Thanks to the completion of a couple of projects and weather that makes me want to stay indoors, I've been keeping better pace with my TV faves of late. ...
First of all, loved the use of Leonard Cohen's "A Thousand Kisses Deep" on "Veronica Mars." Good blending of a song I like with a show I like. Beyond that, thought this "VM" had a better handle on the self-contained story than last week's. And the hooker-and-the-geek story was handled rather well; we knew they were doomed, but it kept defying our cynicism about the hooker.
On the other hand, Veronica's antennae should have gone up when Madison appeared, and should have been vibrating like a theremin when Logan said he had been with someone who disgusted him. And the soapy nature of Logan-Veronica is beginning to wear me out.
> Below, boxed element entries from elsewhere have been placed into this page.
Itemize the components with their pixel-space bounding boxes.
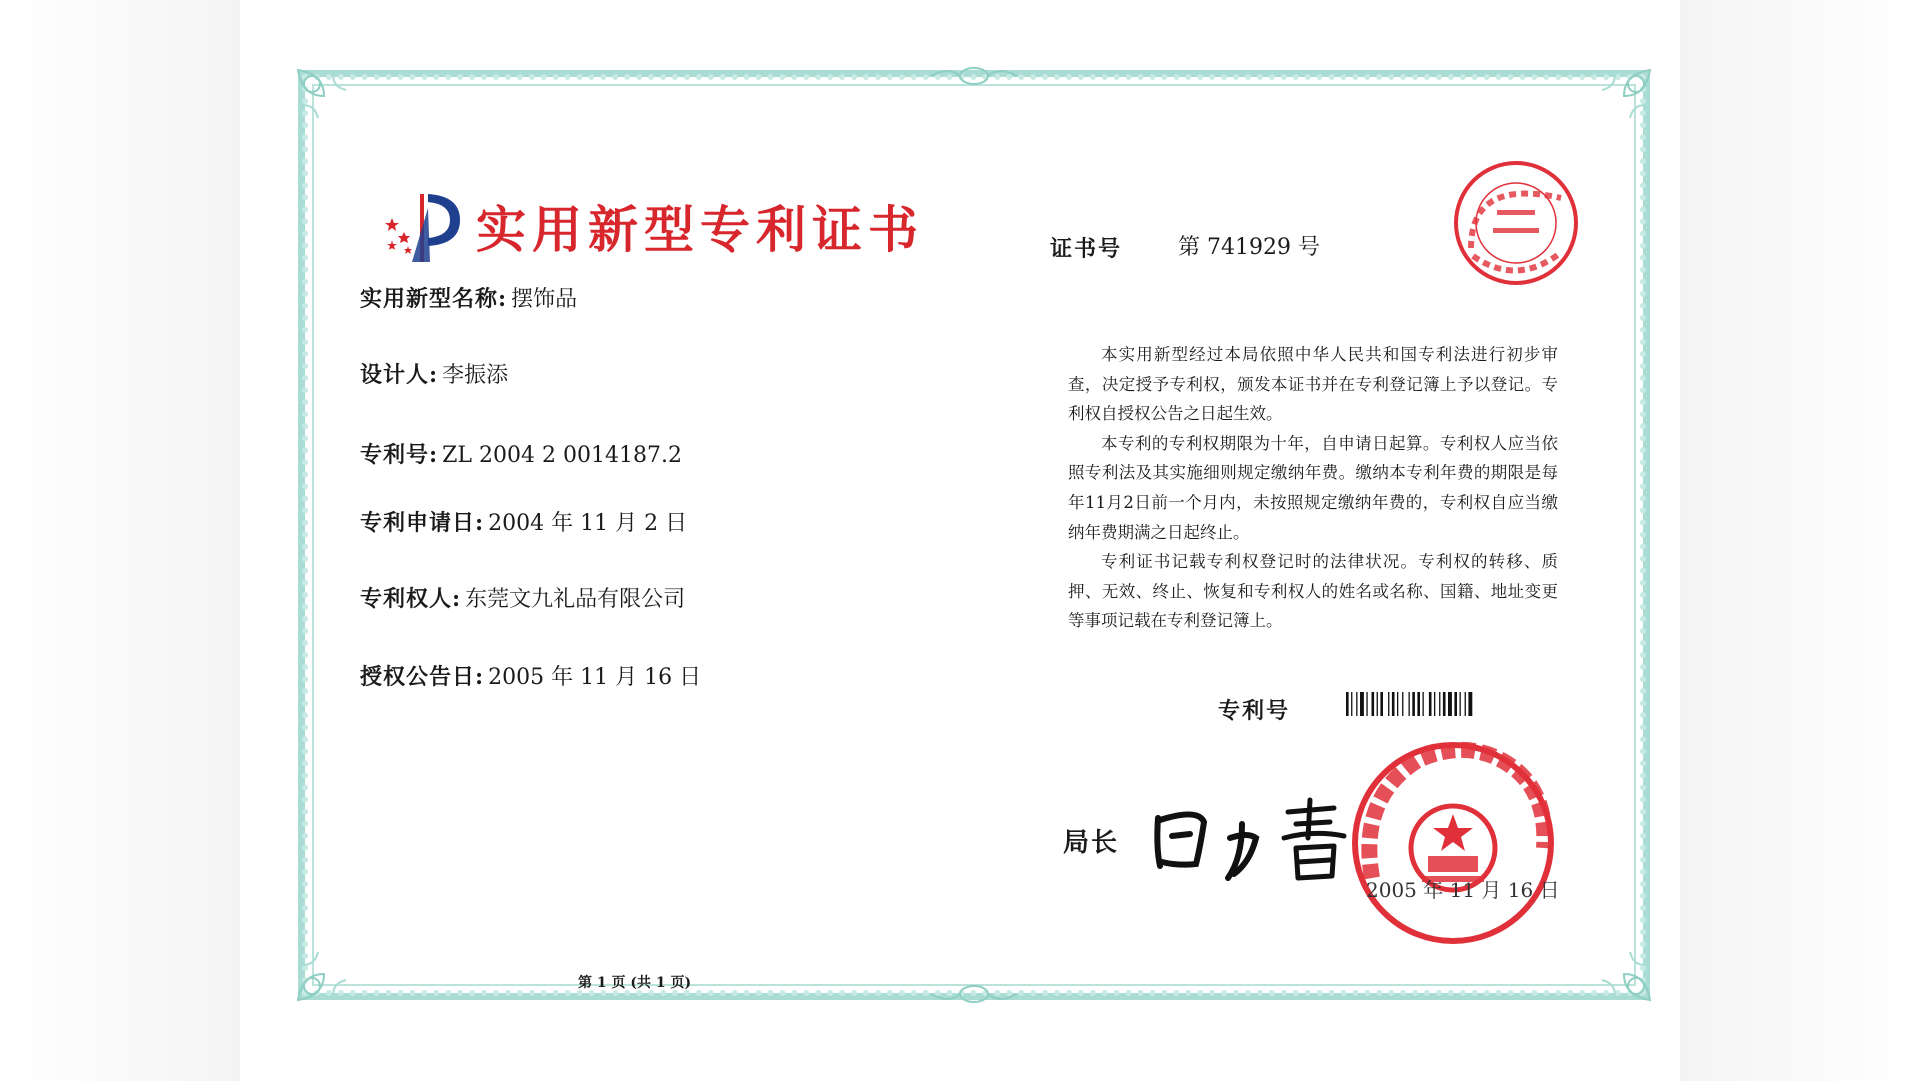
notice-paragraph: 本实用新型经过本局依照中华人民共和国专利法进行初步审查，决定授予专利权，颁发本证书并在专利登记簿上予以登记。专利权自授权公告之日起生效。 (1068, 345, 1558, 424)
field-patentee (360, 582, 685, 613)
corner-ornament (1594, 944, 1654, 1004)
field-designer (360, 358, 508, 389)
field-label: 专利号: (360, 442, 439, 468)
corner-ornament (294, 66, 354, 126)
document-title: 实用新型专利证书 (476, 200, 924, 259)
page-number: 第 1 页 (共 1 页) (578, 975, 692, 991)
field-label: 设计人: (360, 362, 439, 388)
official-seal (1348, 738, 1558, 948)
field-label: 专利申请日: (360, 510, 485, 536)
field-utility-model-name (360, 282, 577, 313)
field-patent-number (360, 438, 682, 469)
field-value: ZL 2004 2 0014187.2 (442, 443, 682, 468)
director-label: 局长 (1063, 828, 1120, 858)
legal-notice (1068, 340, 1558, 636)
right-background (1680, 0, 1920, 1081)
notice-paragraph: 专利证书记载专利权登记时的法律状况。专利权的转移、质押、无效、终止、恢复和专利权人的姓名或名称、国籍、地址变更等事项记载在专利登记簿上。 (1068, 552, 1558, 631)
notice-paragraph: 本专利的专利权期限为十年，自申请日起算。专利权人应当依照专利法及其实施细则规定缴纳年费。缴纳本专利年费的期限是每年11月2日前一个月内，未按照规定缴纳年费的，专利权自应当缴纳年费期满之日起终止。 (1068, 433, 1558, 542)
patent-certificate (298, 70, 1650, 1000)
issue-date: 2005 年 11 月 16 日 (1366, 878, 1560, 902)
field-value: 摆饰品 (511, 287, 578, 312)
field-value: 东莞文九礼品有限公司 (465, 587, 686, 612)
barcode-label: 专利号 (1218, 698, 1291, 724)
field-grant-date (360, 660, 701, 691)
sipo-logo-icon (378, 188, 468, 268)
certificate-number-value: 第 741929 号 (1178, 235, 1320, 260)
border-center-ornament (929, 982, 1019, 1006)
barcode-icon (1346, 692, 1532, 716)
border-center-ornament (929, 64, 1019, 88)
field-label: 专利权人: (360, 586, 462, 612)
field-application-date (360, 506, 687, 537)
left-background (0, 0, 240, 1081)
field-value: 2005 年 11 月 16 日 (488, 665, 702, 690)
director-signature (1138, 778, 1378, 888)
tax-stamp-seal (1451, 158, 1581, 288)
field-value: 李振添 (442, 363, 509, 388)
field-label: 授权公告日: (360, 664, 485, 690)
field-value: 2004 年 11 月 2 日 (488, 511, 688, 536)
certificate-number-label: 证书号 (1050, 236, 1123, 262)
field-label: 实用新型名称: (360, 286, 508, 312)
corner-ornament (1594, 66, 1654, 126)
corner-ornament (294, 944, 354, 1004)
Also felt a little tired about "Gilmore Girls," even though I am a longtime member of the Lorelai Belongs With Luke Association. Christopher's reaction felt excessive, and Lorelai failed to make the most obvious point -- that Christopher is not the second choice, he was the first choice, long before she knew Luke. Jackson's non-vasectomy was sort of funny but, even by "GG" standards, tough to buy: Sookie would have known that she was pregnant, for one thing, and Jackson would have had clear signs of a vasectomy if he had really had one. On the plus side, though, we'll always have Paris -- who can make even an inspiring speech about friendship sound hostile. ...
Speaking of hostile, I can understand why "House" did this week's episode, even if I found it slow and a little labored. Still, the show has to remind of periodically of a couple of things. First, that he's a good doctor (underscored every time they figured out a mystery case) even if he is an awful human being. Second, that he's an awful human being for a reason -- because, if we don't understand that, then he becomes just a nasty piece of work and not nearly so amusing to watch. Coming off an arc that ended with House having conned the court and his friends, continuing to see House as an unprincipled slave to his addictions, the point about rotten-for-a-reason had to be made in a forceful way. Hence the abuse excuse -- wonderfully acted by Hugh Laurie, if not all that well written.
Finally, last night's "Friday Night Lights" actually allowed some good cheer at the end of the episode -- the drunken dad's making amends, Slash back in the game, the coach realizing that he had pushed too hard -- albeit with some sadness -- Saracen's stupid lie and damage to his relationship with the coach's daughter. And I continue to like the way Kyle Chandler plays the coach as audibly unsentimental -- the no-hug-coming finish to Slash's reinstatement made the moment.